At first glance Ahimsa seems like a no brainer, but I challenge you to think deeper on this concept of violence. Of course I won’t kill someone, but there are times when I say that I wish a certain person would do the world a favor and walk out into oncoming traffic in the passing lane of the autobahn. That right there is violent not just towards the other person but also towards myself. These are the unproductive thoughts that plant toxic karmic seeds for the thinker. What’s the point anyway? How does thinking this way benefit anyone? It’s easy to get triggered when someone is treating us like garbage and when we’re the ones catching the blame for the drama they love creating, but wouldn’t it feel better for us to simply let it go. At the end of the day, and the end of this life, it doesn’t matter what these people think or say about us. What matters is how we felt about ourselves and how we treat others. So who the hell cares?

This is where we get into Ishvara Pranidhana. Surrdender.

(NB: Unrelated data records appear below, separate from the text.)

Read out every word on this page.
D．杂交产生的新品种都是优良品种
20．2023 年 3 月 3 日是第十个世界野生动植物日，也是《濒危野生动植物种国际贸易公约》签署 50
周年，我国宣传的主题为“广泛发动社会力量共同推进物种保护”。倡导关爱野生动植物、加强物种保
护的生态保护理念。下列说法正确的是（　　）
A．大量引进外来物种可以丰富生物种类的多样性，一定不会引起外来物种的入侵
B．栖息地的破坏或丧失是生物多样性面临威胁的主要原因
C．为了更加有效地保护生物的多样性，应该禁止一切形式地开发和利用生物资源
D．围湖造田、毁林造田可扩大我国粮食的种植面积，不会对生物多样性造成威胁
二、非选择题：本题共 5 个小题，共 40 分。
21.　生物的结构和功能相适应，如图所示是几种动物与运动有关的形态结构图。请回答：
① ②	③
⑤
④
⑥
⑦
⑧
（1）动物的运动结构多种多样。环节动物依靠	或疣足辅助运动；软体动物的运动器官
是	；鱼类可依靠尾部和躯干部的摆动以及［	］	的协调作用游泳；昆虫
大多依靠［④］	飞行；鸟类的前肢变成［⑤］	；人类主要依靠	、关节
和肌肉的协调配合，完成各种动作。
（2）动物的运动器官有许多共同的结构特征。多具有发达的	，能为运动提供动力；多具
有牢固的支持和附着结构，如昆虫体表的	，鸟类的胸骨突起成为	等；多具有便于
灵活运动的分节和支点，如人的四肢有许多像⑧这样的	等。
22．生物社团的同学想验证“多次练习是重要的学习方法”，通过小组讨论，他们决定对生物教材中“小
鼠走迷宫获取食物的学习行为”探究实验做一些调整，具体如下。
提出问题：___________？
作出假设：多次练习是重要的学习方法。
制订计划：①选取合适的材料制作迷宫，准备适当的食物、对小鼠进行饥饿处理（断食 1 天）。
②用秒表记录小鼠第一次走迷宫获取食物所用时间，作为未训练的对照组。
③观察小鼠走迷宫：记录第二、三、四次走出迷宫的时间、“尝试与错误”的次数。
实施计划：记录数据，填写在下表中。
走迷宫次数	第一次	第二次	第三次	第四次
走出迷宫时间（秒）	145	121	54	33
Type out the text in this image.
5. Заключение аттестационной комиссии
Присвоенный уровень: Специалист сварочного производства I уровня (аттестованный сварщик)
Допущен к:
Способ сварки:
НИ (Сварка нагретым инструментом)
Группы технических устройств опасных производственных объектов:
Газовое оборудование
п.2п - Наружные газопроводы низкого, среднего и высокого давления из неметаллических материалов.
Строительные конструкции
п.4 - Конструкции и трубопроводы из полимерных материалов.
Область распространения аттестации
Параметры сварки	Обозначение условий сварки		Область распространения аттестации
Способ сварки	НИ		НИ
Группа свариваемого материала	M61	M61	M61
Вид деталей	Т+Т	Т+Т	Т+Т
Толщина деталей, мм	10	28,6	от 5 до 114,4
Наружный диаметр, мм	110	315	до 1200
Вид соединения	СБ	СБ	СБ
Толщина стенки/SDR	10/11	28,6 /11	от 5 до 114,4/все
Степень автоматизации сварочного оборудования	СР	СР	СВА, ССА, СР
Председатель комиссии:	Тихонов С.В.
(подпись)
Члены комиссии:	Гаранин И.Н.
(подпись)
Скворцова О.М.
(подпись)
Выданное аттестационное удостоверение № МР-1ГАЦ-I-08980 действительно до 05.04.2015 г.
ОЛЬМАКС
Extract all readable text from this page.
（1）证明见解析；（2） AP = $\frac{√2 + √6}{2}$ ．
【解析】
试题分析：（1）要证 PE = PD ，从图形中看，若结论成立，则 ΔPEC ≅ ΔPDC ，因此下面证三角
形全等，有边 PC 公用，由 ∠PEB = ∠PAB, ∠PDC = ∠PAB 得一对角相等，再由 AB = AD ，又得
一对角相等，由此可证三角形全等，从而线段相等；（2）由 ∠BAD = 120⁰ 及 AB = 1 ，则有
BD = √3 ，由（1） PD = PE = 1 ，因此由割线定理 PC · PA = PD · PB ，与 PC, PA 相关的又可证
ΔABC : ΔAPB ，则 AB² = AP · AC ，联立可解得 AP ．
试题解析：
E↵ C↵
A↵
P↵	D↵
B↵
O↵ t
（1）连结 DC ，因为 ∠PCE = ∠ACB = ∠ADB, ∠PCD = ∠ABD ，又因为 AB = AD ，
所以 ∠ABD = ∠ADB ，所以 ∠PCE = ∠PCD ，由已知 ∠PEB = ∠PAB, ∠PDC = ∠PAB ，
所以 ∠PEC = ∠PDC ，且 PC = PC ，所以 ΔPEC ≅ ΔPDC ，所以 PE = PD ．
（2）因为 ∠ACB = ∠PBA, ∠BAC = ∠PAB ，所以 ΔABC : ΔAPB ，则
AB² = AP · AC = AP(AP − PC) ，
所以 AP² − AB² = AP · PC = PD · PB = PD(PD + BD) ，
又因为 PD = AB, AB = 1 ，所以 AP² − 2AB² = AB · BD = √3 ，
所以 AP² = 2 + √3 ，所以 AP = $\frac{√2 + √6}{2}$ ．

Ahh it feels so good when you do, and this is where you get to “win” and the narcissist will “lose.” A narcissist will never understand surrender because they’re too busy scheming ways to control and manipulate you and others. When they aren’t doing that, they’re creating dramas in their own heads to keep convincing themselves that their enemies are just that: enemies. Sound like a shitty way to live? I’m sure it is. Do you want to be that person? Hopefully not if you want to live a fulfilled life.

But sometimes we may wonder, am I a narcissist? How can I judge someone else as such when maybe I’m the problem, right?

If you have to ask, you aren’t. A narcissist would never ask if they were one. They would never even question that there was anything wrong with them, remember? If the term was presented to them they would quickly throw it back your way. It would be as lame and childish as them saying, “Nuh UH you’re the narcissist!”

That’s what they do; they project. They don’t self-examine. If you self-examine in an attempt to weed your own personal garden and grow more fruitful plants then congratulations, you are not a narcissist.

So with gratitude for those who have been my biggest teachers by showing me how not to be, for showing me parts of myself I needed to change or modify so that I don’t inflict pain on others or myself anymore. Gratitude to those who serve as my positive guides now and show me what real breathing, genuine love is. Gratitude to myself for knowing the difference and making the effort to become the person I am meant to be so I can make a difference even in a small way, to my little community of people who love me big.

Maybe as we find ourselves triggered by these toxic people who Eckhart Tolle forgivingly calls “Unconscious”, we can develop some compassion for them.

Believe me I know, easier said than done. That’s why it’s called work, and that’s why yoga is a practice.